‘Stunned that my words have reached out to him’: Aamir Aziz reacts to Pink Floyd’s Roger Waters reciting his poem

Rock icon Roger Waters read out Aziz’s poem ‘Sab Yaad Rakha Jayega’ at a London protest yesterday, where he also referred to Indian Prime Minister Narendra Modi as a ‘fascist’

February 28, 2020 02:11 pm | Updated 02:13 pm IST

Pink Floyd co-founder Roger Waters and poet Amir Aziz (right).

Pink Floyd co-founder Roger Waters and poet Amir Aziz (right).
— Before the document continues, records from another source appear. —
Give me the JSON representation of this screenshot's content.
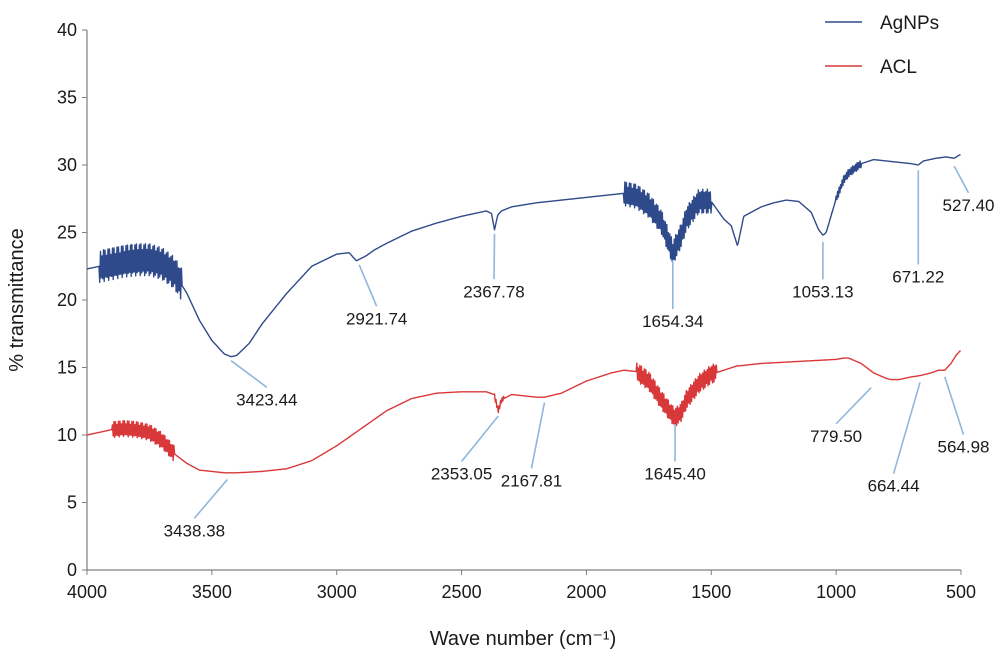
{
  "chart_data": {
    "type": "line",
    "title": "",
    "xlabel": "Wave number (cm⁻¹)",
    "ylabel": "% transmittance",
    "xlim": [
      4000,
      500
    ],
    "ylim": [
      0,
      40
    ],
    "x_reversed": true,
    "x_ticks": [
      4000,
      3500,
      3000,
      2500,
      2000,
      1500,
      1000,
      500
    ],
    "y_ticks": [
      0,
      5,
      10,
      15,
      20,
      25,
      30,
      35,
      40
    ],
    "grid": false,
    "legend_position": "top-right",
    "series": [
      {
        "name": "AgNPs",
        "color": "#2f4a8a",
        "noise_bands": [
          [
            3950,
            3620,
            1.2
          ],
          [
            1850,
            1500,
            0.9
          ],
          [
            1000,
            900,
            0.3
          ]
        ],
        "points": [
          [
            4000,
            22.3
          ],
          [
            3950,
            22.5
          ],
          [
            3900,
            22.7
          ],
          [
            3850,
            22.9
          ],
          [
            3800,
            23.0
          ],
          [
            3750,
            23.0
          ],
          [
            3700,
            22.7
          ],
          [
            3650,
            22.0
          ],
          [
            3600,
            20.5
          ],
          [
            3550,
            18.5
          ],
          [
            3500,
            17.0
          ],
          [
            3450,
            16.0
          ],
          [
            3423,
            15.8
          ],
          [
            3400,
            15.9
          ],
          [
            3350,
            16.8
          ],
          [
            3300,
            18.2
          ],
          [
            3200,
            20.5
          ],
          [
            3100,
            22.5
          ],
          [
            3000,
            23.4
          ],
          [
            2950,
            23.5
          ],
          [
            2921,
            22.9
          ],
          [
            2880,
            23.3
          ],
          [
            2850,
            23.7
          ],
          [
            2800,
            24.2
          ],
          [
            2700,
            25.1
          ],
          [
            2600,
            25.7
          ],
          [
            2500,
            26.2
          ],
          [
            2400,
            26.6
          ],
          [
            2380,
            26.4
          ],
          [
            2368,
            25.2
          ],
          [
            2355,
            26.3
          ],
          [
            2340,
            26.6
          ],
          [
            2300,
            26.9
          ],
          [
            2200,
            27.2
          ],
          [
            2100,
            27.4
          ],
          [
            2000,
            27.6
          ],
          [
            1900,
            27.8
          ],
          [
            1850,
            27.9
          ],
          [
            1800,
            27.7
          ],
          [
            1750,
            27.0
          ],
          [
            1700,
            25.8
          ],
          [
            1654,
            23.5
          ],
          [
            1620,
            24.8
          ],
          [
            1600,
            26.0
          ],
          [
            1550,
            27.3
          ],
          [
            1500,
            27.3
          ],
          [
            1450,
            26.0
          ],
          [
            1420,
            25.5
          ],
          [
            1395,
            24.0
          ],
          [
            1370,
            26.2
          ],
          [
            1300,
            26.9
          ],
          [
            1250,
            27.2
          ],
          [
            1200,
            27.4
          ],
          [
            1150,
            27.3
          ],
          [
            1100,
            26.5
          ],
          [
            1070,
            25.2
          ],
          [
            1053,
            24.8
          ],
          [
            1040,
            25.0
          ],
          [
            1000,
            27.5
          ],
          [
            970,
            28.9
          ],
          [
            950,
            29.4
          ],
          [
            900,
            30.1
          ],
          [
            850,
            30.4
          ],
          [
            800,
            30.3
          ],
          [
            750,
            30.2
          ],
          [
            700,
            30.1
          ],
          [
            671,
            30.0
          ],
          [
            650,
            30.3
          ],
          [
            600,
            30.5
          ],
          [
            560,
            30.6
          ],
          [
            527,
            30.5
          ],
          [
            510,
            30.7
          ],
          [
            500,
            30.8
          ]
        ]
      },
      {
        "name": "ACL",
        "color": "#d9383a",
        "noise_bands": [
          [
            3900,
            3650,
            0.6
          ],
          [
            1800,
            1480,
            0.7
          ],
          [
            2370,
            2330,
            0.2
          ]
        ],
        "points": [
          [
            4000,
            10.0
          ],
          [
            3950,
            10.2
          ],
          [
            3900,
            10.4
          ],
          [
            3850,
            10.5
          ],
          [
            3800,
            10.4
          ],
          [
            3750,
            10.2
          ],
          [
            3700,
            9.6
          ],
          [
            3650,
            8.6
          ],
          [
            3600,
            7.9
          ],
          [
            3550,
            7.4
          ],
          [
            3500,
            7.3
          ],
          [
            3450,
            7.2
          ],
          [
            3438,
            7.2
          ],
          [
            3400,
            7.2
          ],
          [
            3300,
            7.3
          ],
          [
            3200,
            7.5
          ],
          [
            3100,
            8.1
          ],
          [
            3000,
            9.2
          ],
          [
            2900,
            10.5
          ],
          [
            2800,
            11.8
          ],
          [
            2700,
            12.7
          ],
          [
            2600,
            13.1
          ],
          [
            2500,
            13.2
          ],
          [
            2400,
            13.2
          ],
          [
            2370,
            13.0
          ],
          [
            2353,
            11.8
          ],
          [
            2340,
            12.6
          ],
          [
            2300,
            13.0
          ],
          [
            2250,
            12.9
          ],
          [
            2200,
            12.8
          ],
          [
            2168,
            12.8
          ],
          [
            2100,
            13.1
          ],
          [
            2000,
            14.0
          ],
          [
            1900,
            14.6
          ],
          [
            1850,
            14.8
          ],
          [
            1800,
            14.7
          ],
          [
            1750,
            14.0
          ],
          [
            1700,
            12.6
          ],
          [
            1660,
            11.6
          ],
          [
            1645,
            11.3
          ],
          [
            1620,
            11.7
          ],
          [
            1600,
            12.6
          ],
          [
            1550,
            13.8
          ],
          [
            1500,
            14.5
          ],
          [
            1450,
            14.8
          ],
          [
            1400,
            15.1
          ],
          [
            1300,
            15.3
          ],
          [
            1200,
            15.4
          ],
          [
            1100,
            15.5
          ],
          [
            1000,
            15.6
          ],
          [
            970,
            15.7
          ],
          [
            950,
            15.7
          ],
          [
            900,
            15.3
          ],
          [
            850,
            14.6
          ],
          [
            800,
            14.2
          ],
          [
            779,
            14.1
          ],
          [
            750,
            14.1
          ],
          [
            700,
            14.3
          ],
          [
            664,
            14.4
          ],
          [
            620,
            14.6
          ],
          [
            590,
            14.8
          ],
          [
            565,
            14.8
          ],
          [
            540,
            15.3
          ],
          [
            520,
            15.9
          ],
          [
            500,
            16.3
          ]
        ]
      }
    ],
    "annotations": [
      {
        "text": "3423.44",
        "series": "AgNPs",
        "x": 3423,
        "y": 15.8,
        "label_x": 3280,
        "label_y": 12.2
      },
      {
        "text": "2921.74",
        "series": "AgNPs",
        "x": 2910,
        "y": 22.9,
        "label_x": 2840,
        "label_y": 18.2
      },
      {
        "text": "2367.78",
        "series": "AgNPs",
        "x": 2368,
        "y": 25.2,
        "label_x": 2370,
        "label_y": 20.2
      },
      {
        "text": "1654.34",
        "series": "AgNPs",
        "x": 1654,
        "y": 23.2,
        "label_x": 1654,
        "label_y": 18.0
      },
      {
        "text": "1053.13",
        "series": "AgNPs",
        "x": 1053,
        "y": 24.6,
        "label_x": 1053,
        "label_y": 20.2
      },
      {
        "text": "671.22",
        "series": "AgNPs",
        "x": 671,
        "y": 29.9,
        "label_x": 671,
        "label_y": 21.3
      },
      {
        "text": "527.40",
        "series": "AgNPs",
        "x": 527,
        "y": 30.2,
        "label_x": 470,
        "label_y": 26.6
      },
      {
        "text": "3438.38",
        "series": "ACL",
        "x": 3438,
        "y": 7.0,
        "label_x": 3570,
        "label_y": 2.5
      },
      {
        "text": "2353.05",
        "series": "ACL",
        "x": 2353,
        "y": 11.7,
        "label_x": 2500,
        "label_y": 6.7
      },
      {
        "text": "2167.81",
        "series": "ACL",
        "x": 2168,
        "y": 12.7,
        "label_x": 2220,
        "label_y": 6.2
      },
      {
        "text": "1645.40",
        "series": "ACL",
        "x": 1645,
        "y": 11.1,
        "label_x": 1645,
        "label_y": 6.7
      },
      {
        "text": "779.50",
        "series": "ACL",
        "x": 860,
        "y": 13.8,
        "label_x": 1000,
        "label_y": 9.5
      },
      {
        "text": "664.44",
        "series": "ACL",
        "x": 664,
        "y": 14.2,
        "label_x": 770,
        "label_y": 5.8
      },
      {
        "text": "564.98",
        "series": "ACL",
        "x": 565,
        "y": 14.6,
        "label_x": 490,
        "label_y": 8.7
      }
    ],
    "annotation_line_color": "#8fb7dc"
  }
}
Poet Aamir Aziz says that he would, perhaps, have been the last person in the world to have got to know about rock icon Roger Waters reading out lines from his poem , Sab Yaad Rakha Jayega , at a London protest.

The poet-lyricist-balladeer, who was in Patna to perform at Kanhaiya Kumar’s rally on Thursday, was sent the video link late on Wednesday night by a friend, but couldn’t access it because of a bad Internet connection. “I assumed it was one of those mashup videos in which my poem must have been superimposed on one of his [Waters’] performances,” he told The Hindu on a phone call from Delhi on Friday morning.

He finally got to see the clip after the rally at around five on Thursday evening, by which time it had gone viral and his phone was jammed with thousands of messages from friends and fans. Aziz, who has written popular protest songs and poems of dissent such as Achche Din Blues, The Ballad of Pehlu Khan, Jamia Ki Ladkiyaan and Main Inkaar Karta Hoon , wrote this nazm “in the name of Kashmir, AMU, Jamia, UP, JNU, Delhi and all those places where atrocities are committed by cowards in the cover of darkness”. Having had no contact with Vijay Prashad or Tariq Ali, mentioned by Waters as his source for the translated poem, Aziz was pleasantly surprised at it having made its way to the Pink Floyd founder.

Meanwhile, Vijay Prashad tweeted about carrying the poem in his newsletter. “Roger Waters of Pink Floyd read it, loved it, and recited it at the rally for [the release of] Julian Assange [Wikileaks founder] in London. He slammed the Modi regime”, tweeted Prashad.

“Kitni raatein guzaari hain Pink Floyd sunte (I have spent many nights listening to Pink Floyd),” said Aziz on idolizing the band for a long time. Unable to process the praise — “This kid’s got a future” — lavished on him by the “rock phenomenon”, as he refers to Waters, Aziz said: “Mujhe pata nahin kya bolna chahiye (I have no idea what to say)… Just that my poetry, my words have reached out to him.”